As it turns out I only worked on one thing this week, though that wasn’t my intent when I started the week. I started out to hook up the header_indent attribute of the Policy class. This attribute is informed by a long and confusing history in the email package, and I wandered down most of it in the process of not actually doing what I started out the week intending to do.

Header Folding

This particular story has its roots in the email RFCs, all the way back to RFC 724 (which most people don’t even know exists). An email header consists of a field name followed by a colon, and after the colon and an optional space, a field body. Conceptually the header is a single line, no matter how many characters it contains. But early systems were limited in the number of characters per line they were ready to handle, so RFC 724 provided a way to “fold” long header lines to fit into a smaller maximum line length in such a way that the original single line could be reconstructed by the receiver. This was accomplished by inserting CRLF characters and having the next line of the header start with white space. Thus a new header started only when the email parser found a non-whitespace character in column 1.

There have been a series of revisions to RFC 724 over the years: RFC 733, RFC 822 (the most famous), RFC 2822 (the current standard) and the upcoming RFC 5322. At each stage an attempt was made to clarify and simplify the rules. But in the world of email there is no option except to maintain backward compatibility, so an RFC 5322 parser still has to be prepared to handle code that conforms to RFC 822, and possibly even the earlier RFCs.

The rules for header folding are theoretically simple, but in practice complex. The email package doesn’t even pretend to be completely RFC compliant in this area, but at each stage in its evolution we have tried improve the RFC compliance. By RFC 5322 we have fairly clear rules. Headers are either unstructured or structured, and the structured ones have a clearly defined syntax. Places within headers where white space may be used for folding are clearly defined.

By contrast, In RFC 724, RFC 733, and even RFC 822, white space inside headers is treated in a fairly cavalier fashion. The wording of the RFCs implies that it can be added and subtraced almost at will, although there are constraints in certain circumstances (of course!). All versions of the email package up until email4 (in the Python2.x series) were quite cavalier in handling whitespace: runs of whitespace were reduced to single spaces, and when lines were folded, the existing whitespace was ignored and the continuation_ws parameter controlled what whitespace was inserted after the CRLF.

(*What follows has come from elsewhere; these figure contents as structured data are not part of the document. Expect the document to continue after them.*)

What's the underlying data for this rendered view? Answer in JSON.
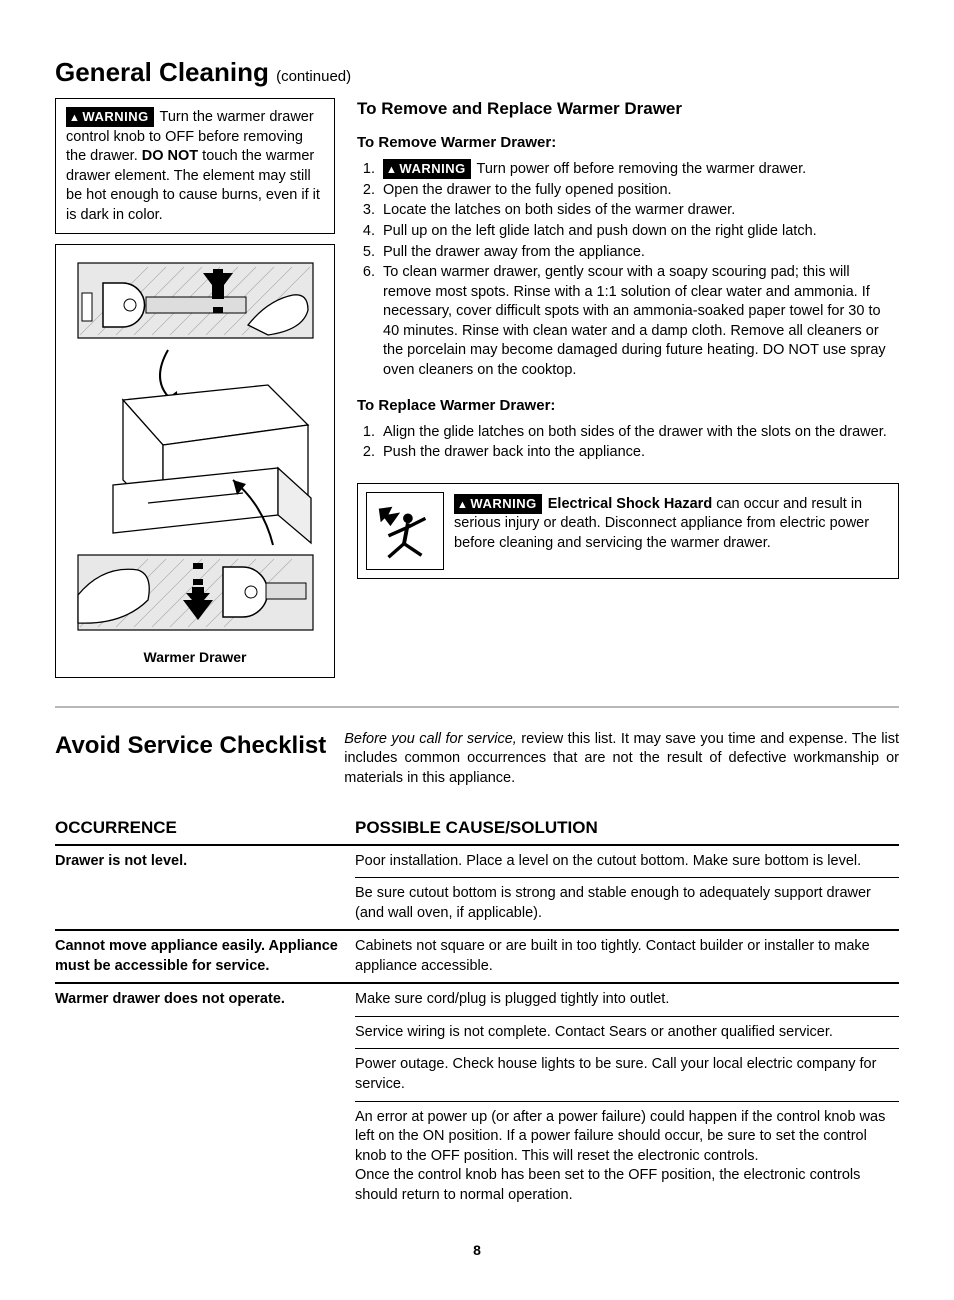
{
  "page_title": "General Cleaning",
  "page_title_suffix": "(continued)",
  "left_warning": {
    "badge": "WARNING",
    "text": "Turn the warmer drawer control knob to OFF before removing the drawer. DO NOT touch the warmer drawer element. The element may still be hot enough to cause burns, even if it is dark in color.",
    "bold_span": "DO NOT"
  },
  "figure_caption": "Warmer Drawer",
  "remove_replace": {
    "heading": "To Remove and Replace Warmer Drawer",
    "remove_heading": "To Remove Warmer Drawer:",
    "remove_steps": [
      {
        "badge": "WARNING",
        "badge_text": "Turn power off before removing the warmer drawer."
      },
      {
        "text": "Open the drawer to the fully opened position."
      },
      {
        "text": "Locate the latches on both sides of the warmer drawer."
      },
      {
        "text": "Pull up on the left glide latch and push down on the right glide latch."
      },
      {
        "text": "Pull the drawer away from the appliance."
      },
      {
        "text": "To clean warmer drawer, gently scour with a soapy scouring pad; this will remove most spots. Rinse with a 1:1 solution of clear water and ammonia. If necessary, cover difficult spots with an ammonia-soaked paper towel for 30 to 40 minutes. Rinse with clean water and a damp cloth. Remove all cleaners or the porcelain may become damaged during future heating. DO NOT use spray oven cleaners on the cooktop."
      }
    ],
    "replace_heading": "To Replace Warmer Drawer:",
    "replace_steps": [
      "Align the glide latches on both sides of the drawer with the slots on the drawer.",
      "Push the drawer back into the appliance."
    ]
  },
  "hazard": {
    "badge": "WARNING",
    "bold": "Electrical Shock Hazard",
    "text": " can occur and result in serious injury or death. Disconnect appliance from electric power before cleaning and servicing the warmer drawer."
  },
  "checklist": {
    "heading": "Avoid Service Checklist",
    "intro_italic": "Before you call for service,",
    "intro_rest": " review this list. It may save you time and expense. The list includes common occurrences that are not the result of defective workmanship or materials in this appliance.",
    "col_occurrence": "OCCURRENCE",
    "col_solution": "POSSIBLE  CAUSE/SOLUTION",
    "rows": [
      {
        "occurrence": "Drawer is not level.",
        "solutions": [
          "Poor installation. Place a level on the cutout bottom. Make sure bottom is level.",
          "Be sure cutout bottom is strong and stable enough to adequately support drawer (and wall oven, if applicable)."
        ]
      },
      {
        "occurrence": "Cannot move appliance easily. Appliance must be accessible for service.",
        "solutions": [
          "Cabinets not square or are built in too tightly. Contact builder or installer to make appliance accessible."
        ]
      },
      {
        "occurrence": "Warmer drawer does not operate.",
        "solutions": [
          "Make sure cord/plug is plugged tightly into outlet.",
          "Service wiring is not complete. Contact Sears or another qualified servicer.",
          "Power outage. Check house lights to be sure. Call your local electric company for service.",
          "An error at power up (or after a power failure) could happen if the control knob was left on the ON position. If a power failure should occur, be sure to set the control knob to the OFF position. This will reset the electronic controls.\nOnce the control knob has been set to the OFF position, the electronic controls should return to normal operation."
        ]
      }
    ]
  },
  "page_number": "8",
  "colors": {
    "text": "#000000",
    "divider": "#b8b8b8",
    "border": "#000000"
  }
}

This had some unfortunate consequences, the most visible of which is that when email4 previous to Python2.7 produces a message containing a long Subject line, the line is folded using a tab character. When email and other mailers unfold this line, the tab character stays in the subject, often causing formatting issues and user confusion.

For Python 2.7 this was “fixed” by changing the default continuation_ws character to be a single space. This is better, but it still doesn’t conform to RFC 5322.

To fully conform to the newer RFCs, the email package should not introduce or remove whitespace when folding or unfolding headers. The process of folding is defined as inserting a CRLF in front of whitespace that occurs in places where folding is declared by the RFC to be legal. Unfolding then consists of simply removing the CRLF pairs, and the original header is reproduced intact, including the whitespace.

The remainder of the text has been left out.